Las ruedas patinaban sobre el pavimento helado. Alice, agarrada al volante, volvió a centrar el coche con una destreza que impresionó a su vecino.
En esas últimas horas de la mañana de Navidad, las calles estaban casi desiertas, y Alice conducía atendiendo escrupulosamente los consejos de Daldry. Salvo algunas frenadas un poco bruscas, que le costaron calar el coche dos veces, consiguió llevarlos a su casa sin el más mínimo incidente.
– Ha sido una experiencia genial -dijo girando el contacto-. Me ha encantado conducir.
– Bueno, podemos dar una segunda lección esta semana si le apetece.
– Será un inmenso placer.
Al llegar a su rellano, Daldry y Alice se despidieron. Alice se notaba con fiebre, y la idea de descansar no le resultaba desagradable. Le dio las gracias a Daldry y, una vez en su casa, estiró su abrigo sobre la cama y se acurrucó bajo las sábanas.

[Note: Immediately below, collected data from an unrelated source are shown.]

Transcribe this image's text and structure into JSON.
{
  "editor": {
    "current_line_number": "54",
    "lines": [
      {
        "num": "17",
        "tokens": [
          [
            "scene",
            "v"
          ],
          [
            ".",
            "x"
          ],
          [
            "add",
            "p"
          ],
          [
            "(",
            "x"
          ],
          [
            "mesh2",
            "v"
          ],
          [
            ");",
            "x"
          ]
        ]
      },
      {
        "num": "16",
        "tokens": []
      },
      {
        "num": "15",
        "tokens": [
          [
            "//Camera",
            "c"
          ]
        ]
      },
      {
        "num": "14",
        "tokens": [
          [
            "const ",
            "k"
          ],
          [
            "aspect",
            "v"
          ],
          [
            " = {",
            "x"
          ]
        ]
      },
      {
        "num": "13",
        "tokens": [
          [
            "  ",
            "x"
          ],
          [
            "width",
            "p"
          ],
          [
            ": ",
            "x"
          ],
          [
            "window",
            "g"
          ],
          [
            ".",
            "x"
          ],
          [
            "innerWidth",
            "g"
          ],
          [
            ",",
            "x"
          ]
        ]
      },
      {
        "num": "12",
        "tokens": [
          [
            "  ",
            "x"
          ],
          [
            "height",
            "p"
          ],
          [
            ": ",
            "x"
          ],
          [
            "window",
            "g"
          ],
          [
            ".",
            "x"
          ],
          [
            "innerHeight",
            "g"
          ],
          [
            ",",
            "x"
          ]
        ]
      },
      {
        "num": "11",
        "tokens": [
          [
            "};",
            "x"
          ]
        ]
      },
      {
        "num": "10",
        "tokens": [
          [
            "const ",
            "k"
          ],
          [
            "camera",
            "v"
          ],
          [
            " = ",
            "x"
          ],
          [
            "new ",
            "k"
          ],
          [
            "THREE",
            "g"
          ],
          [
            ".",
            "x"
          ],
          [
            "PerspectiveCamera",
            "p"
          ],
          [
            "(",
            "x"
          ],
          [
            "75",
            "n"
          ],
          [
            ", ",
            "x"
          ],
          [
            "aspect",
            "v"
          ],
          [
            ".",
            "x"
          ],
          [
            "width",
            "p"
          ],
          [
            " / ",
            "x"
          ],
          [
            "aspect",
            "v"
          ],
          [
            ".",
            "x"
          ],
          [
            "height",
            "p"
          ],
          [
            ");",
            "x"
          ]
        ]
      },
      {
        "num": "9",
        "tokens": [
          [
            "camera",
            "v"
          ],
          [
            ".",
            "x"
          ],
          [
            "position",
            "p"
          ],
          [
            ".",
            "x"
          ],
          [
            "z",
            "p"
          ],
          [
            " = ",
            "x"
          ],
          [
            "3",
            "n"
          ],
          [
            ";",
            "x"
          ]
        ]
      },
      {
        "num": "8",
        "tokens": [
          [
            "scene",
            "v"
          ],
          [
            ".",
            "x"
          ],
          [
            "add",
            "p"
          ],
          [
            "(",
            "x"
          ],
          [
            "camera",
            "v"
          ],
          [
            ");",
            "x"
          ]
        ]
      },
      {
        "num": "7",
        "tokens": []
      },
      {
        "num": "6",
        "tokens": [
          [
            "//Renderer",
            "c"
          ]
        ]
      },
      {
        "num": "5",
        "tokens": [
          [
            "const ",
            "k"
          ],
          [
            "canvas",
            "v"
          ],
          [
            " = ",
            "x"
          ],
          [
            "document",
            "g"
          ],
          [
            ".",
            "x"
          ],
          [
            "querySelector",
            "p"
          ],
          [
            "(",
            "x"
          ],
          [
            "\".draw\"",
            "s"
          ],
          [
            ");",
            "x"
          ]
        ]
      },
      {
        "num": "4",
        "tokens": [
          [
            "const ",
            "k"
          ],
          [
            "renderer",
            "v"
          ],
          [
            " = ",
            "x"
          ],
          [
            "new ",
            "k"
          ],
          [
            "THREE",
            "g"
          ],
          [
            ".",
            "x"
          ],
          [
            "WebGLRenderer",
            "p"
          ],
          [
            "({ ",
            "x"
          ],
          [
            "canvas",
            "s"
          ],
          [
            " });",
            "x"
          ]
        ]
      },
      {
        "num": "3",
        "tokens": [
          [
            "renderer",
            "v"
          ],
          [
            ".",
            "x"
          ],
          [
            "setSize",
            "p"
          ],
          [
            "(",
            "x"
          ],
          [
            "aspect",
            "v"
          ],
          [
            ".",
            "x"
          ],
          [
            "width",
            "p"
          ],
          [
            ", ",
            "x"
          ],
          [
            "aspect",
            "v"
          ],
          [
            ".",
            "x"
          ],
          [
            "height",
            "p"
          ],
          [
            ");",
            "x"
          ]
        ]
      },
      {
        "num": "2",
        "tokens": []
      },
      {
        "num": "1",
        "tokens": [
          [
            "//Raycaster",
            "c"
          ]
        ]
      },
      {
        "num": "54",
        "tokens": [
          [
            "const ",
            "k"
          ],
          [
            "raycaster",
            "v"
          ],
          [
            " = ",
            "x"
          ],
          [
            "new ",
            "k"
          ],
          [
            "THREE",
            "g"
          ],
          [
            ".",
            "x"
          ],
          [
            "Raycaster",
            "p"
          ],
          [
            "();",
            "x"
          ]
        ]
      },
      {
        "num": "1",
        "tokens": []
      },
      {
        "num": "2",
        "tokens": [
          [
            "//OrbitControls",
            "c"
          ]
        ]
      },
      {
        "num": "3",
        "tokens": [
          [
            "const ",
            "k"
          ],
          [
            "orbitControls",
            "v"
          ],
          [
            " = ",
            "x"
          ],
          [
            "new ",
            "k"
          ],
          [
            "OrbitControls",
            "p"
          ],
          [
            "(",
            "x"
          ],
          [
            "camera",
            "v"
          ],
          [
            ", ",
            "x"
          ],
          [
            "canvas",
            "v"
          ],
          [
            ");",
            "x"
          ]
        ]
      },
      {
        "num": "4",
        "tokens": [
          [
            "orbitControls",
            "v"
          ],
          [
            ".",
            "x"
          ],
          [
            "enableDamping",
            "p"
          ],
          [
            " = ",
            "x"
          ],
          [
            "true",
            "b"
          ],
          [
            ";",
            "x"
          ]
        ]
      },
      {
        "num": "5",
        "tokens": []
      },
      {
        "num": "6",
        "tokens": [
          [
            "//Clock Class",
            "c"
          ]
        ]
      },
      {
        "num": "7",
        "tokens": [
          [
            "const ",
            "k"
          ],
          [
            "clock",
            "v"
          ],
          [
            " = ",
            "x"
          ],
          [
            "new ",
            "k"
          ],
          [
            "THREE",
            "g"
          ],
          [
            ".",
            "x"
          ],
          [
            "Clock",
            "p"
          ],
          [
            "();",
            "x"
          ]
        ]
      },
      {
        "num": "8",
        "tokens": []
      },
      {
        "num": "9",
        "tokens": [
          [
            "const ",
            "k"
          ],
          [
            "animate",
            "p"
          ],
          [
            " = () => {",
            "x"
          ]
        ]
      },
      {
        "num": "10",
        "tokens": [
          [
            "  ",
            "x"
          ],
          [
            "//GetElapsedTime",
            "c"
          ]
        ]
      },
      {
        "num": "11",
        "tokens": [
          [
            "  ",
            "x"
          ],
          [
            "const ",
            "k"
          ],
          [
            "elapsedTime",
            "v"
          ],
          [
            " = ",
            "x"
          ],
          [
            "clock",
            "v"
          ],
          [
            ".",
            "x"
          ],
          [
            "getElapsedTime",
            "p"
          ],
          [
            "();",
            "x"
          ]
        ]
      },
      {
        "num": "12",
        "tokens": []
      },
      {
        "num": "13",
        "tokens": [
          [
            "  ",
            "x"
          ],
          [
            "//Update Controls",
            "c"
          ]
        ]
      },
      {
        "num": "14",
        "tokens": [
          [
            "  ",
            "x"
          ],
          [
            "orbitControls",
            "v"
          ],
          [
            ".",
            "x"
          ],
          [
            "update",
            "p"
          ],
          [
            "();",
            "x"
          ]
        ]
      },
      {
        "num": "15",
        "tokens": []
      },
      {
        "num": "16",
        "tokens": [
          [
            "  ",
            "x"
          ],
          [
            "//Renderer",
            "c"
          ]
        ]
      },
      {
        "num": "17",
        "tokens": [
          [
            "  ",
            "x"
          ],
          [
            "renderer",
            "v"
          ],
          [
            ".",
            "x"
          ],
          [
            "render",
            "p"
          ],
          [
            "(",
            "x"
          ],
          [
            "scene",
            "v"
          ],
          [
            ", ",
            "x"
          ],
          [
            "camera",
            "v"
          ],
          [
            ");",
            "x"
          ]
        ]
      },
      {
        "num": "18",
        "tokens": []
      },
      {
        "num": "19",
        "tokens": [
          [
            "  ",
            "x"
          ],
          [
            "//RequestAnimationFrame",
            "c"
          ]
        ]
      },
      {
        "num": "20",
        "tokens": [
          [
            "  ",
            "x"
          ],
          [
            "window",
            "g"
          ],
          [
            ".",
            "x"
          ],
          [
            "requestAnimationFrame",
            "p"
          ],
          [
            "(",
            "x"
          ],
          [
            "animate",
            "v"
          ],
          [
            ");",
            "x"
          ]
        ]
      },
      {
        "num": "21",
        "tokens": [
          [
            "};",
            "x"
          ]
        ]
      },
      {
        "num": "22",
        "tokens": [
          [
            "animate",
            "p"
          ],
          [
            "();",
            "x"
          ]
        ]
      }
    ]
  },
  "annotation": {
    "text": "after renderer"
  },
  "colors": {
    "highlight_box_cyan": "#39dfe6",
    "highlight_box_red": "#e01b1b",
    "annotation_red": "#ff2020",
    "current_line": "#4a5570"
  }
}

Flotaba un fino polvillo en el aire, removido por un viento cálido. De lo más alto de una callejuela de tierra bajaba una escalera hacia otro barrio de la ciudad.
Alice avanzaba, con los pies descalzos, mirando a todos lados. Los cierres metálicos de las tiendecitas, todos ellos pintados de colores abigarrados, estaban echados.
Una voz la llamó en la lejanía. En los escalones de arriba, una mujer le hizo una señal para que se diese prisa, como si las acechase un peligro.
Alice corrió junto a ella, pero la mujer huyó y desapareció.
Bramaba un clamor a su espalda: gritos, chillidos. Alice se precipitó hacia la escalera; la mujer la esperaba al pie de ésta, pero le prohibió avanzar. Le juró su amor y le dijo adiós.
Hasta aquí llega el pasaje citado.